I might not have got any better, or much faster, or appreciably more confident in what I’m doing. Most certainly I am still making mistakes and, as Fabian assured me it would be, planking is a complete and utter bloody slog. But, dammit, I’m enjoying it.
20
SUNNY SIDE UP AGAIN
‘ “Now then, Pooh,” said Christopher Robin, “where’s your boat?”
“I ought to say,” explained Pooh as they walked down to the shore of the island, “that it isn’t just an ordinary sort of boat. Sometimes it’s a Boat, and sometimes it’s more of an Accident. It all depends.”
“Depends on what?”
“On whether I’m on the top of it or underneath it.” ’
– A. A. Milne, Winnie-the-Pooh
19 JUNE 2017
Having a child, I’m discovering, is a little like having a nervous breakdown. It’s the same for Kate.

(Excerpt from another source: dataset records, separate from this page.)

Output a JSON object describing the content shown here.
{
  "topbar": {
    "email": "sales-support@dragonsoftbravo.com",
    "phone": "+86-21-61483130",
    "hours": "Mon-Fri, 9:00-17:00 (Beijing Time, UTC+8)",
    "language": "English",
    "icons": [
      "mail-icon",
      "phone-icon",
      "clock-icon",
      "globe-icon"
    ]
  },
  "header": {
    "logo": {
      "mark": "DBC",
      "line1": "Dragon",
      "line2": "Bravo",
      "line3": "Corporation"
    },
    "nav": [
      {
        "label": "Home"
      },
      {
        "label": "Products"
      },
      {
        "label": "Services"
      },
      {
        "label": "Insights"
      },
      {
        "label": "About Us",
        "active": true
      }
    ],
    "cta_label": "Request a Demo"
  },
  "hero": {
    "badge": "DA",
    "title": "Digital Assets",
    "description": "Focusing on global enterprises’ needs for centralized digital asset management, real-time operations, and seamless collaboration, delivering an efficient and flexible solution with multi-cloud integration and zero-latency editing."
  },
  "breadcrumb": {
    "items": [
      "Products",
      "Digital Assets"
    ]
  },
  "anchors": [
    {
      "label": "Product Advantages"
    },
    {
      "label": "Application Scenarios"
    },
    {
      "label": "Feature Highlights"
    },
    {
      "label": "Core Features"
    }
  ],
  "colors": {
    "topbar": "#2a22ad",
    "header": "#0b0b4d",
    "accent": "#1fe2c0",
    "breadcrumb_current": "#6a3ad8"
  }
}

Either of us can be moved to cry at the drop of a hat – there’s a bubbling volcano of emotion, just beneath the surface and ready to blow at the slightest provocation. News stories, films, books . . . we’ve learnt to avoid dramas involving young children in distress for fear of unleashing floods of tears, but almost anything can tug at our highly strung heart strings.
Yesterday was Father’s Day in the UK, an American import that, along with Cyber Monday and trick or treat, I once would have treated with disdain. Not any more. Kate and Phoebe bring me breakfast in bed, and a Father’s Day card Phoebe made at nursery. ‘Happy farter’s day, Daddy,’ says Phoebe, giggling and extremely proud of her knowing play on words. ‘I made this for you,’ she adds, throwing the laminated sheet of A4 in my general direction and returning to Charlie and Lola on the iPad. Yes, breakfast and children’s TV in bed.